More bad news in climate science: it could take our oceans up to 1000 years to recover from decades of degradation from global warming.
Researchers at UC Davis Bodega Marine Laboratory have found that climate change and the resulting deoxygenation of seawater has altered the oceans’ ecology rapidly.
Now these scientists say that getting back to normal could be on the scale of 1000 years, rather than 100 years as previously thought.
They found their results by going back in time to the last glacial period.
Study leader Sarah Moffitt and her team analyzed about 5,400 invertebrate fossils in a sediment core off the shore of Santa Barbara, Calif.
The fossils cover a period between about 3,000 and 16,000 years and help provide a snapshot of what the world was like before, during and after deglaciation, which saw a dramatic climate warming as we are currently experiencing.
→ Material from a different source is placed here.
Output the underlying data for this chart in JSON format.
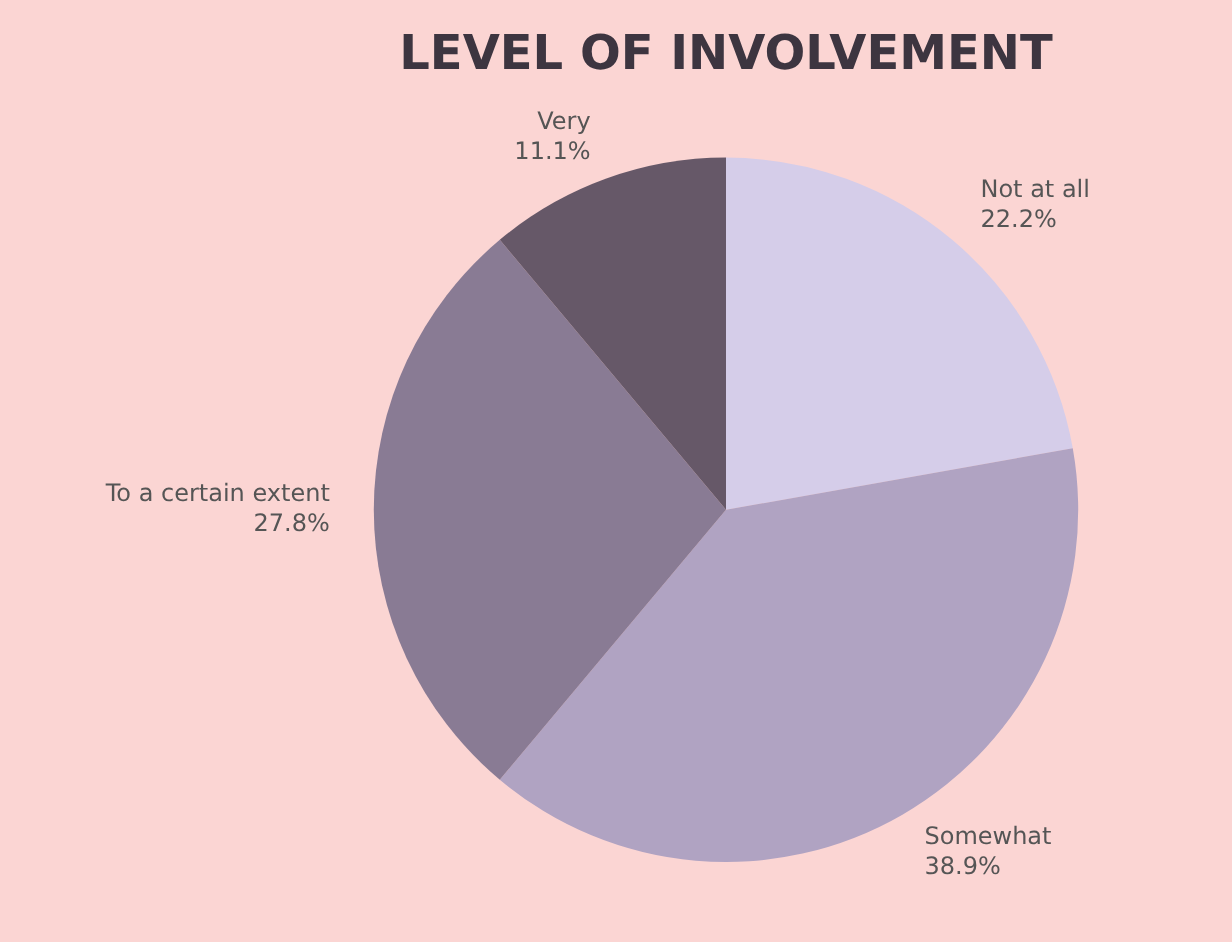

This was a period, not unlike ours, of melting polar ice caps and the lowering of oxygen in the ocean.
Using this information the scientists can show how long it took for the recovery of the ocean ecosystem – and it took awhile.
“The recovery does not happen on a century scale; it’s a commitment to a millennial-scale recovery,” said Moffitt, according to the Los Angeles Times. “If we see dramatic oxygen loss in the deep sea in my lifetime, we will not see a recovery of that for many hundreds of years, if not thousands or more.”
Primarily, this means the disappearance of species and a rapidly changing ocean ecology, the consequences of which can be ugly.
The study was published in the Proceedings of the National Academy of Sciences.